To me, one of the most important aspects of this explanation for our current experience is the reminder that everyone we are interacting with is experiencing a loss of some kind right now. Each of us as individuals is experiencing a loss whether or not we have identified it as such. If we haven’t experienced the extreme versions of loss – death of a family member or friend, loss of a job, etc., we may be tempted to minimize our own experience or that of others. But the hard reality is that we have all lost something, most of us have lost many things that are important to us – time to be with family and friends, graduations and other rituals, normal routines, or the ability to make reasonable plans for the coming semester.

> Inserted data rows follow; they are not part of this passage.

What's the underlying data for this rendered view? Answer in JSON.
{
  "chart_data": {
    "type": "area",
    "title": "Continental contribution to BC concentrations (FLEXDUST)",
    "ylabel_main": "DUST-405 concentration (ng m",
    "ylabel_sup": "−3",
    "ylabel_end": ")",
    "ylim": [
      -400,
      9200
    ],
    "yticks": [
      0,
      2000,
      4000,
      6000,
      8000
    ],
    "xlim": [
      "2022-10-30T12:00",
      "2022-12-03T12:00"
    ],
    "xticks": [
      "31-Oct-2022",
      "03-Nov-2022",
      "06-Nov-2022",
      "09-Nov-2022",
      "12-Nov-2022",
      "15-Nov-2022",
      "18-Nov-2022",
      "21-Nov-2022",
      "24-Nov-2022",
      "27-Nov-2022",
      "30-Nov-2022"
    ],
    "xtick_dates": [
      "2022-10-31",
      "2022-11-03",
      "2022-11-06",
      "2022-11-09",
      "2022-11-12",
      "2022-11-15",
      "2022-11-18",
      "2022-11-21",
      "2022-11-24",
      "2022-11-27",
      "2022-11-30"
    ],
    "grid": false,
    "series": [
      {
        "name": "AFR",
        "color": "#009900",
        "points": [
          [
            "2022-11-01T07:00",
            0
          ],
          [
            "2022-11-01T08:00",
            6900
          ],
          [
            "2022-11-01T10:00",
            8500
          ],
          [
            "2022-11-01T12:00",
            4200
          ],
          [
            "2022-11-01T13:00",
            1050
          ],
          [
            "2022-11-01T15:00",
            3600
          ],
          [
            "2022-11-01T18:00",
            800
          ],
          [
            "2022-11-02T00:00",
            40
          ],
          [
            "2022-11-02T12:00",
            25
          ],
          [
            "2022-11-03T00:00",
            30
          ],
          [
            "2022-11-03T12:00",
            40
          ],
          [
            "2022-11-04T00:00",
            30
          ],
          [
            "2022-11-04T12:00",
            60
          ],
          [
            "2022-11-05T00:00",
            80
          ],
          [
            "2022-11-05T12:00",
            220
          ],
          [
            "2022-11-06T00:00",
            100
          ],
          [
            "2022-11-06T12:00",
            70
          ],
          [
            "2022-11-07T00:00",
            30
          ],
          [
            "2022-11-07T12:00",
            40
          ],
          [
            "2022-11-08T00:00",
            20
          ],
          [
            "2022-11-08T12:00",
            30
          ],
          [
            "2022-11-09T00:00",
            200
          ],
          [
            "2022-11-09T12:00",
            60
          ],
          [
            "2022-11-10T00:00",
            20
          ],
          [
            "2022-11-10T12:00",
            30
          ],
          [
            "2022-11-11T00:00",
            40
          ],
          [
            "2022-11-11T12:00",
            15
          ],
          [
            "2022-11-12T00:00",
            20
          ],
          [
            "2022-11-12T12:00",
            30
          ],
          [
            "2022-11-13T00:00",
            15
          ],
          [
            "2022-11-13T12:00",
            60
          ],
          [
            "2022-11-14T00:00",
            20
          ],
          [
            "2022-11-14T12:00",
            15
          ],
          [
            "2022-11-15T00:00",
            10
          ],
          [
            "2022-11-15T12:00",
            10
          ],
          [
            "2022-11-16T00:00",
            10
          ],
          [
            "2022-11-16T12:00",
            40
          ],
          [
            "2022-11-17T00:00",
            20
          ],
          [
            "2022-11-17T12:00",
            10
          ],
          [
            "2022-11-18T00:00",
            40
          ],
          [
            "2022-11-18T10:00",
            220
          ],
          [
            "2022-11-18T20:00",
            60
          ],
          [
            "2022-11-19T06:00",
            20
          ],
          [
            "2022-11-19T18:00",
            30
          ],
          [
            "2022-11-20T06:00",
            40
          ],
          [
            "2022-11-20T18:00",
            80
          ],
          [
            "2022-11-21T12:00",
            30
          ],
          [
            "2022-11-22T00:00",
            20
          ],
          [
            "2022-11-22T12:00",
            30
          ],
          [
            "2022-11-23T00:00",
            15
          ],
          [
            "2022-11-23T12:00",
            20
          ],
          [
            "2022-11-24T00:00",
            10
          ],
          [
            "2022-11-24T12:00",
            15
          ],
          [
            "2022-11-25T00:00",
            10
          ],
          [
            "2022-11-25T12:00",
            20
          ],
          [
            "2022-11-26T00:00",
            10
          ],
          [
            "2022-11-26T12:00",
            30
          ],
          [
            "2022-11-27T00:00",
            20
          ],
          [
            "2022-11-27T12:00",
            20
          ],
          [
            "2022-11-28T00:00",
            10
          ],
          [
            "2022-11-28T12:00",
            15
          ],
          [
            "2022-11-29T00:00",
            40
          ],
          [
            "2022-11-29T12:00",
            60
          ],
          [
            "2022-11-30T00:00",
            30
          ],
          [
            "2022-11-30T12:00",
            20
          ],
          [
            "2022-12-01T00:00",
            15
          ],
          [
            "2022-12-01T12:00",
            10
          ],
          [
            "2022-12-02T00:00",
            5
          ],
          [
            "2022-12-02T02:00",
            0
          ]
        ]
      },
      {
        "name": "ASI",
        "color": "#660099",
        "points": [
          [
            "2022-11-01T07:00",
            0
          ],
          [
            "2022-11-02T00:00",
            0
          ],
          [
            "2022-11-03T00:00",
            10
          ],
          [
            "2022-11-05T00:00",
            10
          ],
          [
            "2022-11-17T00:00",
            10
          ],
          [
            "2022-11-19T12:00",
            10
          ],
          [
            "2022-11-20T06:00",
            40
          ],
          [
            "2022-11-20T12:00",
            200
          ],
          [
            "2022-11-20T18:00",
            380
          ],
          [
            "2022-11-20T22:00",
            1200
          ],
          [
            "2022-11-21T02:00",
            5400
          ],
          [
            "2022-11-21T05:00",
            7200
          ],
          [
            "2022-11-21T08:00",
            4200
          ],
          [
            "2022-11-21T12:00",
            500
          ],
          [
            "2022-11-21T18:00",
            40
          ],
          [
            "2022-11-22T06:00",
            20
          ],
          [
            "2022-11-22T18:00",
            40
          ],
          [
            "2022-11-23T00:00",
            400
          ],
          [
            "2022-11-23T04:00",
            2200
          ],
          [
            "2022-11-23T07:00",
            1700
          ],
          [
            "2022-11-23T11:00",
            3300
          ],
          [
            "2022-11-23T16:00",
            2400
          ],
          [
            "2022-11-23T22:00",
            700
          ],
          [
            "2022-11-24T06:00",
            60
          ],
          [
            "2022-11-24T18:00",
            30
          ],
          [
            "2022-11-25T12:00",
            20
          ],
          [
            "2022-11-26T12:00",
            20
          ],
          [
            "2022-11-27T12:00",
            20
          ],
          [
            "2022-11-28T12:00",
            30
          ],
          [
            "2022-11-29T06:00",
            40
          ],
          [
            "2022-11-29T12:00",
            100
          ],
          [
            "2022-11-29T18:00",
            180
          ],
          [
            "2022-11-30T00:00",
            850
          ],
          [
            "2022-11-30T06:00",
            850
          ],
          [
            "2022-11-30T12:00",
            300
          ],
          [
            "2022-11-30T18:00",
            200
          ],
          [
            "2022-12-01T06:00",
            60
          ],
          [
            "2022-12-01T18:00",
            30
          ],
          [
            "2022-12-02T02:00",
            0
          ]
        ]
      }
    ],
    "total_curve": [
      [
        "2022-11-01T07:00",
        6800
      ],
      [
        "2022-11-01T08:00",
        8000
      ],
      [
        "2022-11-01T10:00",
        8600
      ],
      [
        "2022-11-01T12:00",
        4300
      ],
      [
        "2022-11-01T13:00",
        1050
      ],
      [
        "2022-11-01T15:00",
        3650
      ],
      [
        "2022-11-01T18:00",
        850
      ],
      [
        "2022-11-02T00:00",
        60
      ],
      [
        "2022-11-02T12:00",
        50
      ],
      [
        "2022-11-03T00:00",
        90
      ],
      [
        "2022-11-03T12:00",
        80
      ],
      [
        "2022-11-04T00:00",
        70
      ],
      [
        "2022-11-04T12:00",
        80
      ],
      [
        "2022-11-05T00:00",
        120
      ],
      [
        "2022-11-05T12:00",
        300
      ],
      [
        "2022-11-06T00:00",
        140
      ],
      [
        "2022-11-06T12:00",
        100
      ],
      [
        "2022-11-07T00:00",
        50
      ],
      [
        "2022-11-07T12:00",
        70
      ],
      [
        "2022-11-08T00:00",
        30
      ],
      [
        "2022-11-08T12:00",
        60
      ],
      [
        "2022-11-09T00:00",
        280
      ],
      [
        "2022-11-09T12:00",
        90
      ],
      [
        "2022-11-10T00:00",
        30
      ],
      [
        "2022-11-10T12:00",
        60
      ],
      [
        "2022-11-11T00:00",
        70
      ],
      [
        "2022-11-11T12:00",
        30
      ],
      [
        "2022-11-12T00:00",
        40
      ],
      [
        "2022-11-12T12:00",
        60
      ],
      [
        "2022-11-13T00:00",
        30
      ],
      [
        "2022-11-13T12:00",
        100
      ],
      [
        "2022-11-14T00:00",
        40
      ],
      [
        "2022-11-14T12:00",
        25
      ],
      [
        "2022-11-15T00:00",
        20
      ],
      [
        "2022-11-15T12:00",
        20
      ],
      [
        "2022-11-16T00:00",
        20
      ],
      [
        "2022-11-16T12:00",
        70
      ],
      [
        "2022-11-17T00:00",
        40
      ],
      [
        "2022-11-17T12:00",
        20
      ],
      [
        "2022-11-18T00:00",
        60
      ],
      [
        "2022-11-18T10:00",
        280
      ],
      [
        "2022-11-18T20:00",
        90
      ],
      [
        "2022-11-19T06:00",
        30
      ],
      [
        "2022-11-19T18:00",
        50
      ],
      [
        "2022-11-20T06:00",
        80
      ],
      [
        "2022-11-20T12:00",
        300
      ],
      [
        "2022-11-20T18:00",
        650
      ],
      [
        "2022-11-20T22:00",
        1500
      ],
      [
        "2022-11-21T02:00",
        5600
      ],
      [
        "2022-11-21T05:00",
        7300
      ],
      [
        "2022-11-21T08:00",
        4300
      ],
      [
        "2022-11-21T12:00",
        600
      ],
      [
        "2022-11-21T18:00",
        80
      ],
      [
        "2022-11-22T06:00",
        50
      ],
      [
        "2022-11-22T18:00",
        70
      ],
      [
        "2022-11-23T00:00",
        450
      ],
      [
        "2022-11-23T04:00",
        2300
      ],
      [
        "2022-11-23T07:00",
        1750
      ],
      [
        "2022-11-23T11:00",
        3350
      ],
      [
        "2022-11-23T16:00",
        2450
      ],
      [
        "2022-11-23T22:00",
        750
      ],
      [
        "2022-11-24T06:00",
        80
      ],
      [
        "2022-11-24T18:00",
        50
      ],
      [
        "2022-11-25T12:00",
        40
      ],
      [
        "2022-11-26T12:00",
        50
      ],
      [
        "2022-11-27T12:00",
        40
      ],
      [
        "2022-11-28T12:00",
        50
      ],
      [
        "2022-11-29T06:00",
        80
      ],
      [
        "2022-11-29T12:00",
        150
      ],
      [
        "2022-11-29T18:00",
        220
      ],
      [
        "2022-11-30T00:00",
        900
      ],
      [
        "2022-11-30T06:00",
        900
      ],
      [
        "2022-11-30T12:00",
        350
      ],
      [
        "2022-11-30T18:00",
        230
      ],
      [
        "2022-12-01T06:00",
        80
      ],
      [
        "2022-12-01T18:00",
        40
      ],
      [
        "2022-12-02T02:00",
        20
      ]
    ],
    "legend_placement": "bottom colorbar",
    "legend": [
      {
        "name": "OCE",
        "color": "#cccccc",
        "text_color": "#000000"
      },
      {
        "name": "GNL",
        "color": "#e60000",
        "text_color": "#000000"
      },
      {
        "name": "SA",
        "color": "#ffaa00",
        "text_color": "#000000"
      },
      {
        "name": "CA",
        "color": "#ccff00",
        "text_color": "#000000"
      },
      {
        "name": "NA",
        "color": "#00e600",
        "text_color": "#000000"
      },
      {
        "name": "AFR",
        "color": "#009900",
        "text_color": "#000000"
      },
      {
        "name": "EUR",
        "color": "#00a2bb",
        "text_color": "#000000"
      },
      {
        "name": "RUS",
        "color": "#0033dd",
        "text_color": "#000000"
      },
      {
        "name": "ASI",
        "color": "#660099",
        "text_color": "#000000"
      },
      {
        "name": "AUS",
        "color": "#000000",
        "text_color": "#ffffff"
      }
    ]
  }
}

Each of us as individuals is responding to the massive number of changes in different ways. Anger, fatigue, an inability to focus, tears, sleeplessness or needing more sleep, the list goes on. Our campuses, organizations, and communities are responding in a variety of ways as well. For some, individuals as well as organizations, the response to the uncertainty is to hold on to routine, to do what is safe and usual. This may be applying policy as we always have, trying to replicate every program or service online, or holding people to some idea of productivity that can no longer reasonably apply.
I encourage you to stop for just a moment and acknowledge what you have lost over the past few weeks and months. Allow yourself to admit that you are grieving. It’s normal. It’s to be expected. And then think about the colleagues you work with and acknowledge that they are grieving, too. What can you do to support them in their experience of loss and grief? What about your family and friends? How might identifying and acknowledging their own losses and grief help them? We all need to find ways to take care of ourselves and each other because this global experience of ambiguous loss will be part of our experience for a long time to come. And to do this we have to practice empathy and compassion, grace and forgiveness for ourselves as well as other.